Il y a même les fournisseurs de matériel de plein air qui se sont mis à produire une nouvelle forme de briquets.

Briquet armée

Modèle « Army » vendu par un marchand d’équipement de plein air

Les formes

En regardant rapidement les illustrations à propos des ustensiles de cuisine des 17e et 18e siècles, il y a une forme de briquet qui semble dominer. C’est celle du briquet au centre, à droite dans la photo ci-dessus. Mais elle n’est pas la seule. Loin de là.

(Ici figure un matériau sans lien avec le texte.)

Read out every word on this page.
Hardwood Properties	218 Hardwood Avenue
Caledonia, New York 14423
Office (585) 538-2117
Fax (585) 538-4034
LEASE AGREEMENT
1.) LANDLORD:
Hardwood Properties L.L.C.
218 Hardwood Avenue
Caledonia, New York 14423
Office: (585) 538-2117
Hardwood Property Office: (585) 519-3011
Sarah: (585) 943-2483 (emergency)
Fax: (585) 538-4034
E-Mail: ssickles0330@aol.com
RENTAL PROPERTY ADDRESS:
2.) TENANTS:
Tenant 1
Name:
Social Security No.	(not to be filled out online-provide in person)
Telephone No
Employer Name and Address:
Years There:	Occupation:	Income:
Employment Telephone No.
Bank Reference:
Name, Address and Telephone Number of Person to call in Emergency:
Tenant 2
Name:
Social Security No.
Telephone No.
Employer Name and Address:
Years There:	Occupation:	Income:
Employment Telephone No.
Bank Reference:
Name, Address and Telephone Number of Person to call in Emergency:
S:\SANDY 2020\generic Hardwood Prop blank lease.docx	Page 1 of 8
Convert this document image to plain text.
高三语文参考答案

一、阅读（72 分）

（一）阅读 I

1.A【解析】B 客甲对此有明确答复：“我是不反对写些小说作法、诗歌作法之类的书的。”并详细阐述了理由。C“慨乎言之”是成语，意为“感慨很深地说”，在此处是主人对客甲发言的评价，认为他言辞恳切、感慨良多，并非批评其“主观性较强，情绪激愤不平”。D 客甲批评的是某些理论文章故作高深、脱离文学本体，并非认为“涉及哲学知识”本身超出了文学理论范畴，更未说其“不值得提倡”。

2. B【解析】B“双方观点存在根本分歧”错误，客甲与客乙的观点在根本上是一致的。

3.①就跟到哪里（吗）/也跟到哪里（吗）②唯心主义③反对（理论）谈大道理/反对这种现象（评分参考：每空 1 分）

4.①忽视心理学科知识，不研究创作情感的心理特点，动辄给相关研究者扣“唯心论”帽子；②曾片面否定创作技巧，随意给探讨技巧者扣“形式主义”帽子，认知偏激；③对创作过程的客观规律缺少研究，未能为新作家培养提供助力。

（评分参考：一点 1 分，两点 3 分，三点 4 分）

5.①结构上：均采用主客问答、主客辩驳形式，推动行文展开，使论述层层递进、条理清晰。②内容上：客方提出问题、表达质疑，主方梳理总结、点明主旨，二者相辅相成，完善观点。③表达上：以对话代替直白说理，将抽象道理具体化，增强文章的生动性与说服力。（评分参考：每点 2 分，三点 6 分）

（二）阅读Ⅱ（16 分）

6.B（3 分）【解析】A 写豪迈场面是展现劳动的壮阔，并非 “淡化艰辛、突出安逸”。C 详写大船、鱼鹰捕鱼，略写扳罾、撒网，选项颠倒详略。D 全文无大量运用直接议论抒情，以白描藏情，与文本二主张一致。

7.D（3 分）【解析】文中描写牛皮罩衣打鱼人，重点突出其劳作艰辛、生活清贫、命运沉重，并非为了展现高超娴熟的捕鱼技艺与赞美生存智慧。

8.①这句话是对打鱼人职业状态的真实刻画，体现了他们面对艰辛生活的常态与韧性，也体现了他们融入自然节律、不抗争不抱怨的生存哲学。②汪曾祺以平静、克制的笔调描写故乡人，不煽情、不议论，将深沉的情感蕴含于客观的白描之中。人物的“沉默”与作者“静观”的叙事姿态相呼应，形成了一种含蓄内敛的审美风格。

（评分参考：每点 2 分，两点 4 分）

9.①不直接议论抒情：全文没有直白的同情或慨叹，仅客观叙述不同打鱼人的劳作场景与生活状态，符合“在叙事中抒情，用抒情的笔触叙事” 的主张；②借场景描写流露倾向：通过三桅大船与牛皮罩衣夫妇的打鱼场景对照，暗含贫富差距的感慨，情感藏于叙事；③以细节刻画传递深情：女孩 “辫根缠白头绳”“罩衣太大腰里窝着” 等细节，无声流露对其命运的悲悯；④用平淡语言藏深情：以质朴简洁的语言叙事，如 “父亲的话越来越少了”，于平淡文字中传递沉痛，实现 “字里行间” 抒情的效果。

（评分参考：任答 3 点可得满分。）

Les formes anciennes, forgée par des individus sont multiples, innombrables, imprévisibles. Elles ne sont limitées que par l’imagination du forgeron et de son client. On peut voir que je me suis amusé à en forger avec de vieilles limes trouvées dans les ventes de garage (les vide-greniers disent les cousins de ma blonde). Ces briquets sont forgés à cous de marteaux. On pourrait en forger toute la journée et ne jamais en produire deux tout à fait —mais alors là,tout à fait— pareils.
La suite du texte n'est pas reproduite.